Using the aluminum decorated graphitic-C3N4 quantum dote (QD) as a sensor, sorbent, and photocatalyst for artificial photosynthesis; a DFT study.

In this project, we have investigated the possibility of mimicking the natural photosynthesis, as well as sensing and adsorption application of aluminum decorated graphitic C3N4 (Al-g-C3N4) QDs (toward some air pollutants containing CO, CO2, and SO2). The results of the potential energy surface (PES) studies show that in all three adsorption processes, the energy changes are negative (-10.70 kcal mol-1, -16.81 kcal mol-1, and -79.97 kcal mol-1 for CO, CO2, and SO2 gasses, respectively).
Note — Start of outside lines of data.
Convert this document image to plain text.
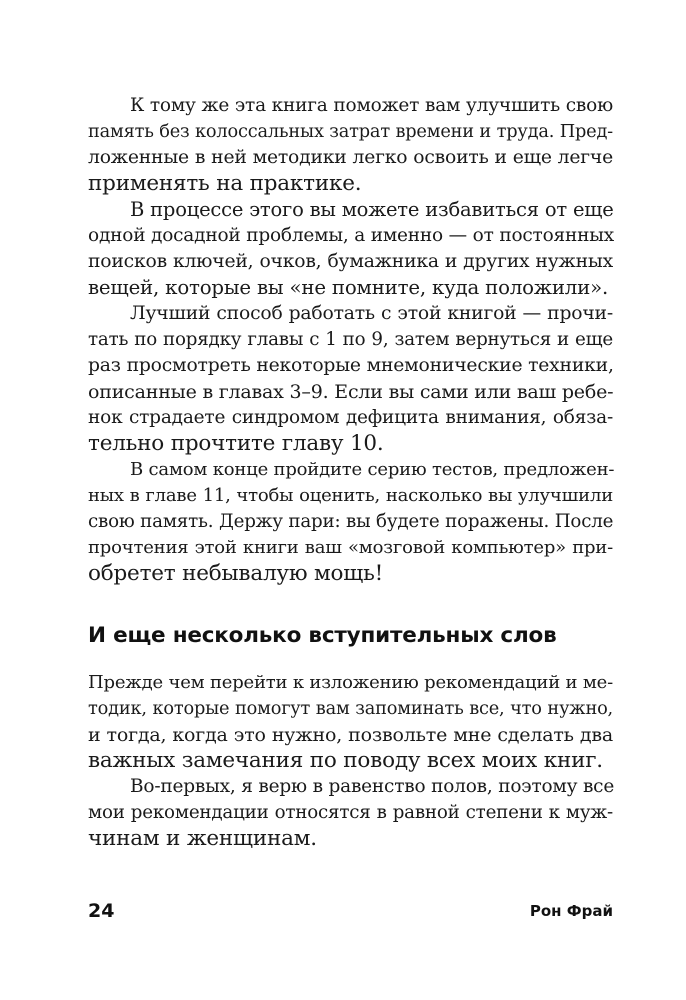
К тому же эта книга поможет вам улучшить свою
память без колоссальных затрат времени и труда. Пред-
ложенные в ней методики легко освоить и еще легче
применять на практике.
В процессе этого вы можете избавиться от еще
одной досадной проблемы, а именно — от постоянных
поисков ключей, очков, бумажника и других нужных
вещей, которые вы «не помните, куда положили».
Лучший способ работать с этой книгой — прочи-
тать по порядку главы с 1 по 9, затем вернуться и еще
раз просмотреть некоторые мнемонические техники,
описанные в главах 3–9. Если вы сами или ваш ребе-
нок страдаете синдромом дефицита внимания, обяза-
тельно прочтите главу 10.
В самом конце пройдите серию тестов, предложен-
ных в главе 11, чтобы оценить, насколько вы улучшили
свою память. Держу пари: вы будете поражены. После
прочтения этой книги ваш «мозговой компьютер» при-
обретет небывалую мощь!
И еще несколько вступительных слов
Прежде чем перейти к изложению рекомендаций и ме-
тодик, которые помогут вам запоминать все, что нужно,
и тогда, когда это нужно, позвольте мне сделать два
важных замечания по поводу всех моих книг.
Во-первых, я верю в равенство полов, поэтому все
мои рекомендации относятся в равной степени к муж-
чинам и женщинам.
24	Рон Фрай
Thus, all of the adsorption processes (mainly SO2) are spontaneous. Moreover, the frontier molecular orbital (FMO) investigations indicate that the Al-g-C3N4 QD could be used as a suitable semiconductor sensor for detection of CO, and CO2 (as carbon oxides) in one hand, and SO2 gaseous species on the other hand. Finally, the results reveal that those QDs could be applied for artificial photosynthesis (in presence of CO2; Δµh-e = 1.43 V), and for water splitting process for the H2 generation (Δµh-e = 1.23 V) as a clean fuel for near future.